School locks disabled again
Published 6:24 pm Tuesday, June 25, 2019
CARRSVILLE
First they were in. Then they were out. Then they were back in. Now, they’re out again.
Such is the latest development in Isle of Wight County Schools’ efforts to equip its schools with door locks that were first purchased and installed in 2018, but removed later that year when the locks were found to be potentially in violation of state fire codes. In March 2019, IWCS had received the OK from Art Berkley, the county’s director of inspections, to reinstall the locks at Carrsville Elementary School, but the division has since learned that the State Fire Marshal’s Office is once again requiring the locks to be disabled.
Lynn Briggs, director of community and media relations for IWCS, clarified that the division had not received any additional written notices from the state on this matter, but rather had been told during a meeting with representatives of the State Fire Marshal’s Office that the state considered their original notice to IWCS to still be in effect.
The locks, known as “Lockdown 1” models, are manufactured by the Michigan-based company Nightlock, and consist of an aluminum locking handle, floor plate and door plate. According to Nightlock’s website, each device, when dropped into place, can withstand force of up to 2,000 pounds on a door that opens into a room, and up to 1,600 pounds of force on a door that opens outward. The intent, according to school division officials, had been to provide each building with an added layer of security in the event of an active shooter or other lockdown scenario.
The school division purchased enough locks in 2018 to equip every building — a total of 718 doors — for a purchase price of $64,658. This money had come from roughly $820,000 in savings from school roof repairs, which the county’s Board of Supervisors had re-appropriated to IWCS earlier that year for security upgrades. However, Nightlock’s website also includes a disclaimer informing buyers that they must obtain approval from local code officials or the fire marshal before the devices can be installed and used.
As previously reported, it was this requirement that led to IWCS needing to remove the devices for the first time last year. Division personnel had checked with the county’s chief of emergency services and fire marshal, Jeff Terwilliger, but had not also checked with Berkley, whose approval — Terwilliger advised the division — was also needed. This prompted the county to require the division to remove the locks early into the 2018-2019 school year. Around this same time, the division also received an email from the Virginia Department of Education, which said the State Fire Marshal’s Office had notified the VDOE that the installation of these devices “may adversely impact the listed fire resistance of the door and any warranties in effect” and that “some of these devices may be in conflict with provisions in the Virginia Uniform Statewide Building Code (USBC) and the Statewide Fire Prevention Code (SFPC).”
However, the email also stated that “the State Fire Marshal’s Office indicates that, where these door barricade devices have been installed in school facilities, they must be removed … In some localities, the fire official is the local fire marshal. In those localities that do not have a local fire marshal, the State Fire Marshal is the fire official.”

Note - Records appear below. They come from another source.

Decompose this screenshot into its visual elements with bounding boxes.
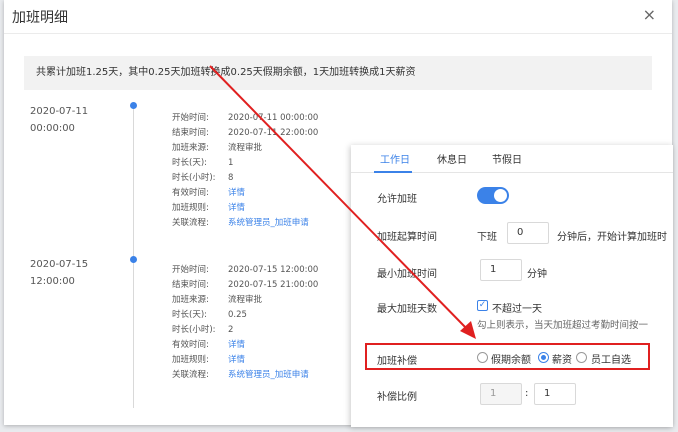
- annotation-arrow: [209, 65, 476, 339]
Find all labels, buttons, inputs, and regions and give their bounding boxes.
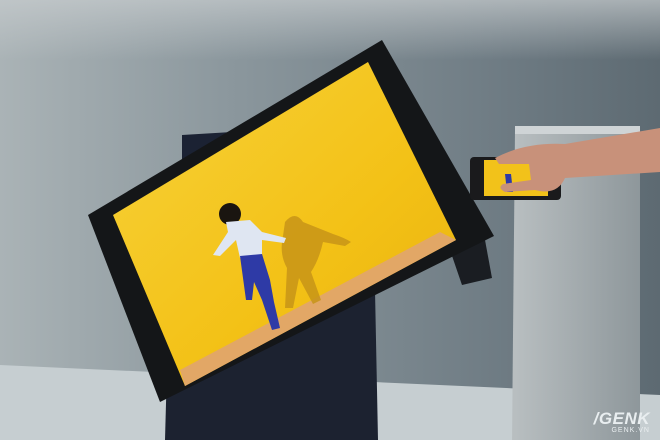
pedestal-top: [515, 126, 640, 134]
watermark: /GENK GENK.VN: [594, 410, 650, 434]
wall-highlight: [0, 0, 660, 60]
photo-scene: [0, 0, 660, 440]
watermark-logo: /GENK: [593, 409, 650, 428]
watermark-site: GENK.VN: [611, 427, 650, 434]
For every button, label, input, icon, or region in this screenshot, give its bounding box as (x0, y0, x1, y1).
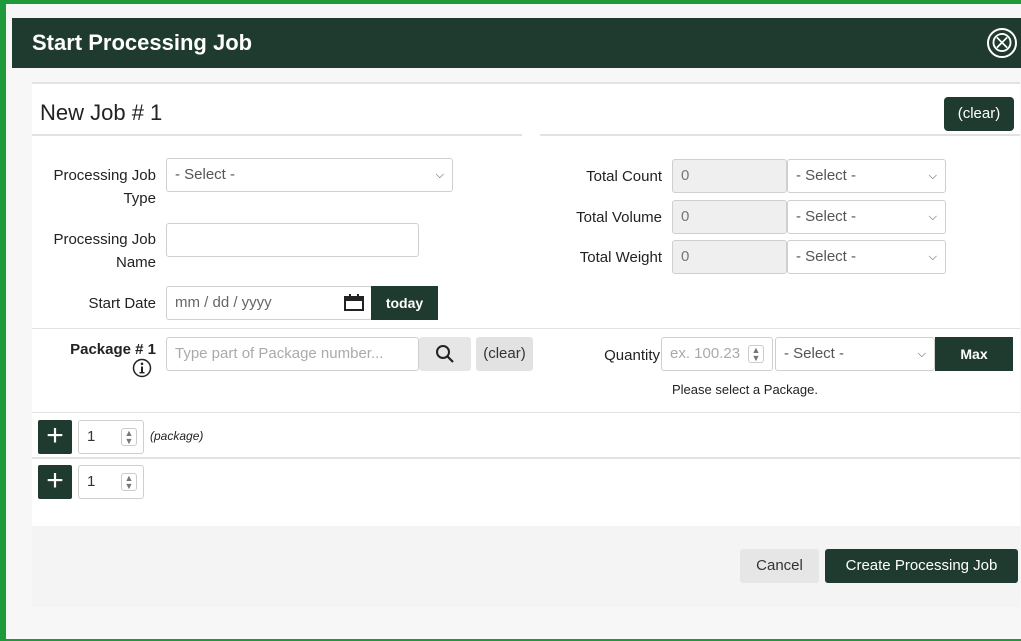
info-icon[interactable] (132, 358, 152, 383)
divider (32, 457, 1020, 459)
clear-job-button[interactable]: (clear) (944, 97, 1014, 131)
package-search-input[interactable]: Type part of Package number... (166, 337, 419, 371)
total-volume-unit-value: - Select - (796, 208, 857, 225)
total-count-label: Total Count (586, 168, 662, 185)
job-title: New Job # 1 (40, 100, 163, 125)
spinner-icon[interactable]: ▲ ▼ (121, 473, 137, 491)
package-suffix: (package) (150, 429, 204, 443)
chevron-down-icon: ⌵ (928, 170, 937, 182)
quantity-unit-select[interactable]: - Select - ⌵ (775, 337, 935, 371)
dialog-title: Start Processing Job (32, 30, 253, 55)
processing-job-type-select[interactable]: - Select - ⌵ (166, 158, 453, 192)
plus-icon: + (46, 464, 64, 497)
plus-icon: + (46, 419, 64, 452)
package-hint: Please select a Package. (672, 382, 818, 397)
chevron-down-icon: ⌵ (928, 211, 937, 223)
processing-job-type-label: Processing Job Type (53, 167, 156, 207)
divider (32, 328, 1020, 329)
package-search-button[interactable] (419, 337, 471, 371)
cancel-button[interactable]: Cancel (740, 549, 819, 583)
dialog-body: New Job # 1 (clear) Processing Job Type … (32, 82, 1020, 607)
divider (32, 82, 1020, 84)
total-weight-input[interactable]: 0 (672, 240, 787, 274)
add-output-button[interactable]: + (38, 465, 72, 499)
chevron-down-icon: ⌵ (928, 251, 937, 263)
dialog-footer: Cancel Create Processing Job (32, 526, 1020, 607)
spinner-icon[interactable]: ▲ ▼ (748, 345, 764, 363)
max-button[interactable]: Max (935, 337, 1013, 371)
quantity-unit-value: - Select - (784, 345, 845, 362)
divider (32, 412, 1020, 413)
total-count-unit-value: - Select - (796, 167, 857, 184)
spinner-icon[interactable]: ▲ ▼ (121, 428, 137, 446)
total-weight-unit-value: - Select - (796, 248, 857, 265)
package-clear-button[interactable]: (clear) (476, 337, 533, 371)
dialog-titlebar: Start Processing Job ⨂ (12, 18, 1021, 68)
start-date-input[interactable]: mm / dd / yyyy (166, 286, 372, 320)
divider (540, 134, 1020, 136)
processing-job-name-label: Processing Job Name (53, 231, 156, 271)
quantity-input[interactable]: ex. 100.23 ▲ ▼ (661, 337, 773, 371)
total-count-input[interactable]: 0 (672, 159, 787, 193)
output-count-value: 1 (87, 473, 96, 490)
processing-job-name-input[interactable] (166, 223, 419, 257)
total-weight-label: Total Weight (579, 249, 662, 266)
chevron-down-icon: ⌵ (917, 348, 926, 360)
quantity-placeholder: ex. 100.23 (670, 345, 741, 362)
package-count-value: 1 (87, 428, 96, 445)
package-count-stepper[interactable]: 1 ▲ ▼ (78, 420, 144, 454)
output-count-stepper[interactable]: 1 ▲ ▼ (78, 465, 144, 499)
start-date-placeholder: mm / dd / yyyy (175, 294, 272, 311)
start-date-label: Start Date (88, 295, 156, 312)
calendar-icon[interactable] (343, 287, 365, 319)
chevron-down-icon: ⌵ (435, 169, 444, 181)
processing-job-type-value: - Select - (175, 166, 236, 183)
divider (32, 134, 522, 136)
create-processing-job-button[interactable]: Create Processing Job (825, 549, 1018, 583)
today-button[interactable]: today (371, 286, 438, 320)
search-icon (436, 345, 454, 363)
quantity-label: Quantity (604, 347, 660, 364)
add-package-button[interactable]: + (38, 420, 72, 454)
total-weight-unit-select[interactable]: - Select - ⌵ (787, 240, 946, 274)
total-count-unit-select[interactable]: - Select - ⌵ (787, 159, 946, 193)
total-volume-label: Total Volume (576, 209, 662, 226)
start-processing-job-dialog: Start Processing Job ⨂ New Job # 1 (clea… (0, 0, 1021, 641)
total-volume-input[interactable]: 0 (672, 200, 787, 234)
close-icon[interactable]: ⨂ (987, 28, 1017, 58)
total-volume-unit-select[interactable]: - Select - ⌵ (787, 200, 946, 234)
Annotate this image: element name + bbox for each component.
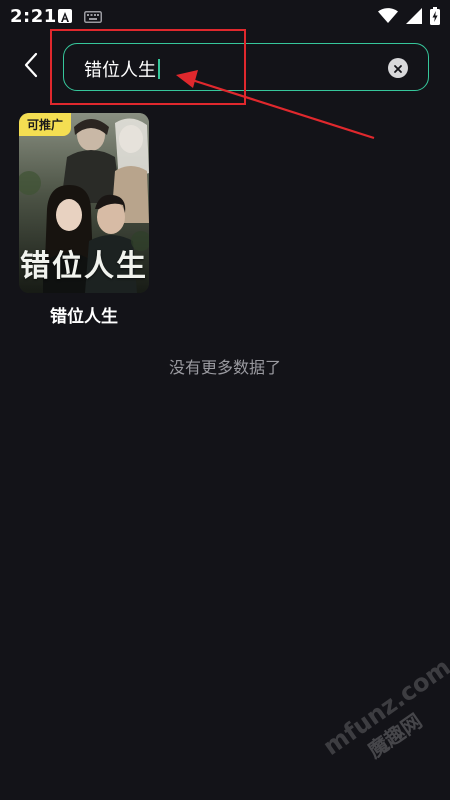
search-results-screen: 2:21 错位人生 可推广 错位人生 错位人生 没有更多数据了 魔趣网 mfun… (0, 0, 450, 800)
no-more-data-message: 没有更多数据了 (168, 358, 281, 377)
drama-poster[interactable]: 可推广 错位人生 (19, 113, 149, 293)
result-title[interactable]: 错位人生 (19, 302, 149, 327)
promotable-badge: 可推广 (19, 113, 72, 136)
result-card[interactable]: 可推广 错位人生 错位人生 (19, 113, 149, 327)
poster-title-text: 错位人生 (20, 249, 148, 284)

Since Isle of Wight County has its own fire marshal, division officials, according to Briggs, had been under the impression that the situation could be resolved locally, simply by rectifying their initial oversight in not contacting Berkley. After observing a lockdown drill in March at Carrsville Elementary using the Nightlock devices, Berkley had signed off on their use at that school.
Briggs told The Tidewater News around the time the locks were reinstalled that the division planned to repeat this process with Berkley for each of its nine schools, explaining that the purpose in inviting him to observe a lockdown drill was to he could see that school personnel know how to properly use the locks and law enforcement and emergency personnel know how to release the devices in the event of an actual incident. As of April 10, the division had completed this process with Berkley and reinstalled the locks in Carrsville Elementary, Windsor Elementary and Hardy Elementary.
Briggs confirmed that as of the division’s School Board meeting on June 13, the aluminum locking handles — but not the door plates and floor plates — had been removed, which she said was all the State Fire Marshal’s Office representatives had stated the division needed to do in order to comply with the original notice.